In economics, the Backus–Kehoe–Kydland consumption correlation puzzle, also known as the BKK puzzle, is the observation that consumption is much less correlated across countries than output.
In an Arrow–Debreu economy, i.e. an economy with a complete set of state-contingent markets, country-specific output risks should be pooled and domestic consumption growth should not depend heavily on country-specific income shocks. So according to theory we should observe that consumption is much more correlated across countries than output. What Backus, Kehoe and Kydland found in their article from 1992 was the opposite, namely that consumption is much less correlated across countries than output.
Backus, Kehoe, and Kydland (1992) calculate the correlation of HP-filtered consumption and output for 11 advanced countries relative to the US. The measured average consumption correlation was .19, whereas the average output correlation was .31. Obstfeld and Rogoff (1996) reports average correlation of OECD countries with world consumption (35 “benchmark” countries) of .43, whereas the average OECD country’s output correlation with world benchmark is 0.52. The really puzzling part of these results is not that consumption levels are not perfectly correlated, but that they are less correlated than output. Apparently, there is hardly any risk sharing.

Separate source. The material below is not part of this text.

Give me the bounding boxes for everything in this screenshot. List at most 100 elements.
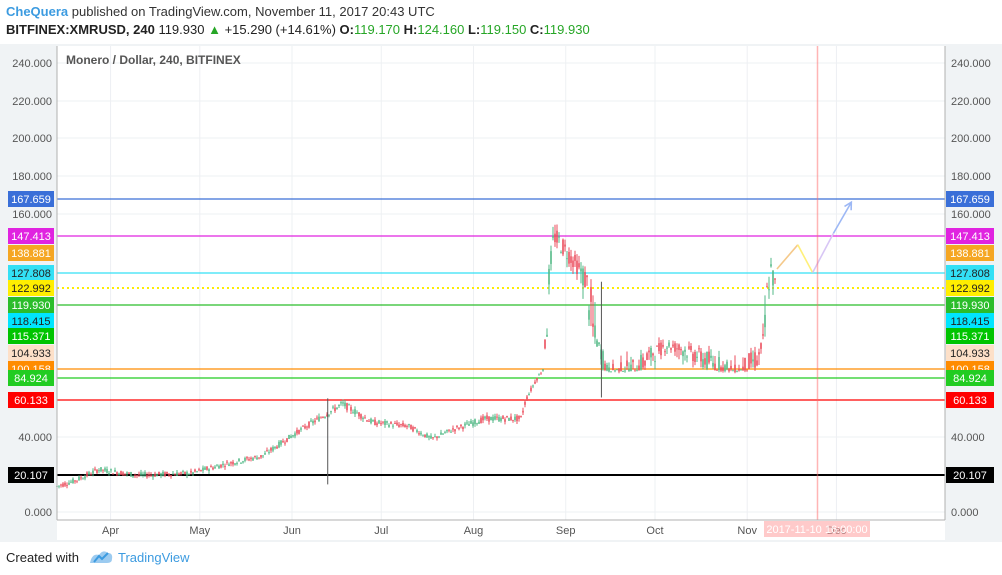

Obstfeld and Rogoff (2000) identifies this as one of the six major puzzles in international economics. The others are the home bias in trade puzzle, the equity home bias puzzle, the Feldstein-Horioka savings-investment correlations puzzle, the purchasing power and exchange rate disconnect puzzle, and the Baxter-Stockman neutrality of exchange rate regime puzzle. It is also related to the Backus-Smith consumption-real exchange rate puzzle.